ELEANOR QUANBROUGH considers the relative strengths of phonics and whole language approaches to literacy

Remember when you first learnt to read? The different levels of books in different colours, and how the teachers never used to put them in rainbow order so as not to hurt your feelings if you weren’t quite up to scratch? Well think before then, at the start of it all. How have we become the fluent readers we are today, in order to read this fascinating piece I’m writing right now?

It all refers back to ‘phonics’ vs. ‘whole books’ approaches to literacy. Both methods are taught within schools, yet one is being favoured by the Government, this being the phonics method. This teaches children to break words up into phonemes, in order to pronounce, spell and read a word. They are taught in stages, starting with the simpler sounds, in this case, s, a, t, i, p and n. They also use Jolly Phonics, a fun and child friendly method which teaches all 42 letter sounds in a specific order which support learning, as opposed to being taught alphabetically.

Despite phonics being the preferred method of teaching, the whole-book method is what many of us believe we were taught with at a young age. This is where children recognise whole words or sentences rather than individual sounds. They are repeatedly told the word name while being shown the printed word, with sometimes a picture being accompanied. This teaches them to ‘sight read’ recognising it through pattern recognition, without needing a conscious attempt to break it down. This allows them to build up a larger and larger vocabulary of whole words over time.

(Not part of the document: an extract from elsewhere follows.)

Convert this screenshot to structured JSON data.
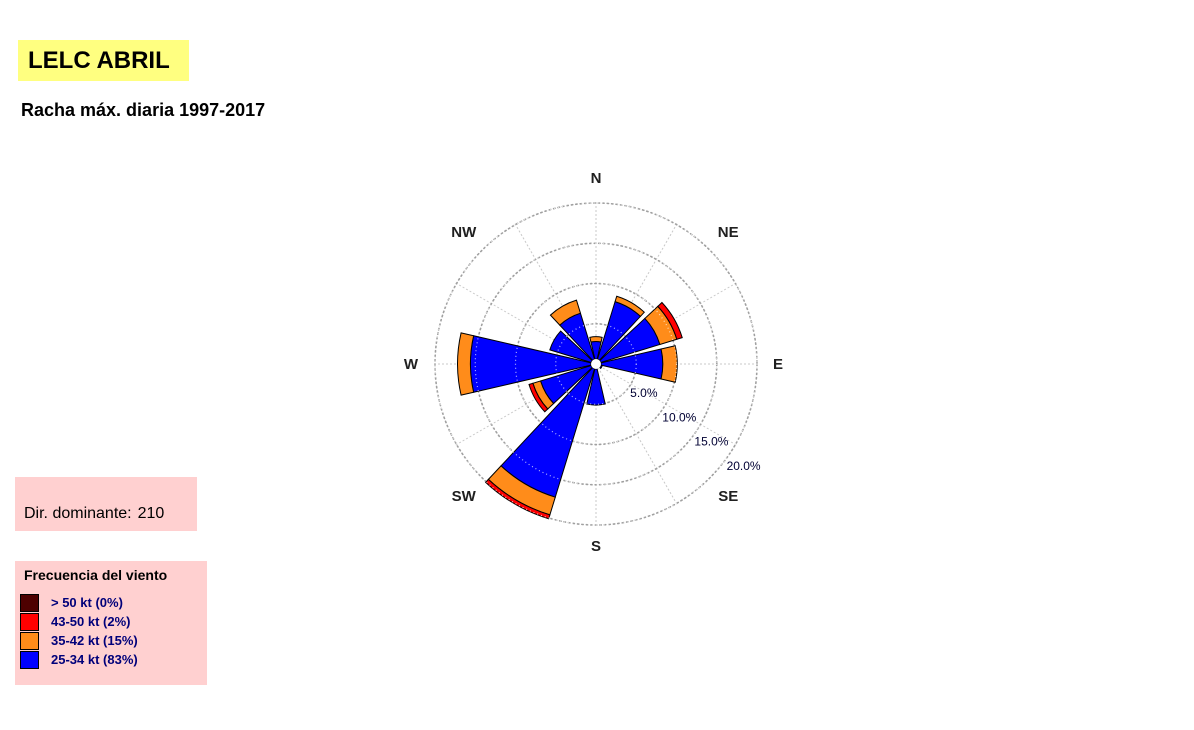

Despite the two methods both seeming perfectly acceptable ways of learning, there has been an on-going debate regarding which is more beneficial. Phonics has the advantage of being structured, helping children of different abilities, as well as those with learning difficulties, work their way up to harder words. It is also proved the most effective method for learning to read.  According to Ehri, Nunes, Stahl and Willows (2001: 393), ‘research shows that systematic phonics instruction contributes to higher reading outcomes in both low and middle socioeconomic groups’. The skills learnt with phonics are transferable, due to the fact that they are learning through text recognition., meaning that in turn, it leads to the ability to read and write.

The whole-book method, also known as the ‘look and say’ method, is said to help children become more fluent, competent and accurate readers as they learn to ‘sight read’ words, as it has been proven that many people do not read all the letters within a word, but rely on sentence structure and word shape. Crystal estimates that 80% of words are phonetically regular, however 20% are exempt, resulting in the whole book method to be used as a substitute in such cases.

Although both methods have been proven to aid children to read, can it be considered that there has been no definite evidence that one is more effective than the other? As both methods have been used effectively over 60 years surely it would seem logical to incorporate the two, or even better, base the method depending on the child in question? How can we distinguish which is the most suitable method when in most cases, it depends on the child? Children learn in extraordinary, yet different ways, with different abilities and strengths. Is one teaching method suitable across schools at one time for all children? It sounds absurd when it is put like that.

ELEANOR QUANBROUGH, English Language undergraduate, University of Chester, UK

BBC News. (2013). Available at: http://www.bbc.co.uk/news/education-19812961

Canadian Centre for Knowledge Mobilisation. (2007). Available at: http://www.cckm.ca/CLR/phonics.htm

Ehri, L.C., Nunes, S.R., Stahl, S.A., & Willows, D. M. (2001). Systematic phonics instruction helps students learn to read: evidence from the national reading panel’s meta-analysis. Review of Educational Research, 71(3), 393-447.


One thought on “ELEANOR QUANBROUGH considers the relative strengths of phonics and whole language approaches to literacy

  1. Abbie Hudson says:

    It is clear that every child is different, and has various strengths and weaknesses. This is why teaching today is carried out in many ways to account for this. Teachers plan lessons to suit a range of learners, be it kinaesthetic learners who have the opportunity to carry out tasks for themselves or auditory learners who prefer to listen to the teacher explain and learn in this manner. So why should teaching children to read be any different and only focus on one single method? As you said, this is absurd. The whole-language method has clearly been successful as the majority of people have been taught to read using this. It ensures that the reader has a clear understanding of what they are reading, unlike phonics. Phonics is great in the sense that children have the ability to pronounce most words they may come across and can tackle more demanding words however; this does not mean that they understand what they are reading. As stated by Rosen (2010), ‘English is not written in a consistently ‘phonic’ way’, so learning to read using this method will not teach a child to read everything they come across. Additionally, people read for pleasure or to gain knowledge, we read for the meaning and without whole language theory, this cannot be done.